Congedi parentali, servizi per l'infanzia e scuola a tempo pieno. Che misure andrebbero prese per sostenere la maternità?
«Innanzitutto bisognerebbe estendere, rispetto al sistema di congedi e permessi legati alla genitorialità, con un forte investimento, la copertura retributiva del congedo parentale e agevolarne così anche l’utilizzo da parte dei padri. Sarebbe poi utile incentivare, per uomini e donne, forme di part-time lungo e favorire la flessibilità di orario in chiave “conciliativa”. Per quanto riguarda servizi per l’infanzia e la scuola è necessario un ampliamento numerico degli asili nido specialmente nel Meridione ed un riordino delle modalità di accesso basate sulla gratuità o, in alternativa, sulla compartecipazione al costo da parte delle famiglie secondo criteri di equità calibrati sull’ISEE. I costi elevatissimi di strutture dedicate all’infanzia sia pubbliche che private, infatti, ostacolano il processo di genitorialità, ma anche il rientro al lavoro di molte lavoratrici».
Lo smart working può rappresentare uno strumento per aiutare la maternità? Andrebbe regolato e come?

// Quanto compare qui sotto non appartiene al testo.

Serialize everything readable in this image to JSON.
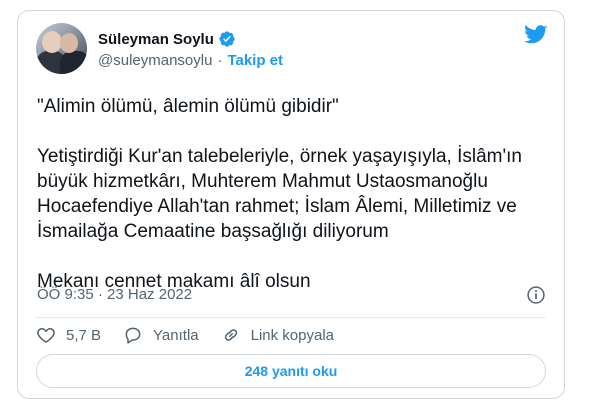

« Penso che lo smart working sia un’opportunità formidabile per coniugare produttività e benessere della lavoratrice, buona flessibilità e sostenibilità ambientale e sociale, inclusione e conciliazione vita-lavoro. Per fare questo occorre restituire la materia alla contrattazione per definire limiti sulle fasce orarie, prevedere il diritto alla disconnessione, fornire gli strumenti necessari per realizzarlo. Vanno contrastate tutte quelle storture che possono trasformare l’opportunità in difficoltà a partire dal rischio di isolamento, dal sovraccarico di responsabilità, dal burnout familiare».
Qual è stata la sua esperienza, diretta o indiretta, di conciliazione lavoro e maternità?
«Raccogliamo quotidianamente, attraverso un rapporto costante con le lavoratrici ed i lavoratori, nei luoghi di lavoro e nel territorio, richieste di sostegno. In tanti casi, il supporto dei nonni è fondamentale per sopperire alla carenza di strutture. In questo tempo di pandemia, le difficoltà sono aumentate e con esse anche le tensioni che purtroppo sono sfociate in forme di violenza anche estreme».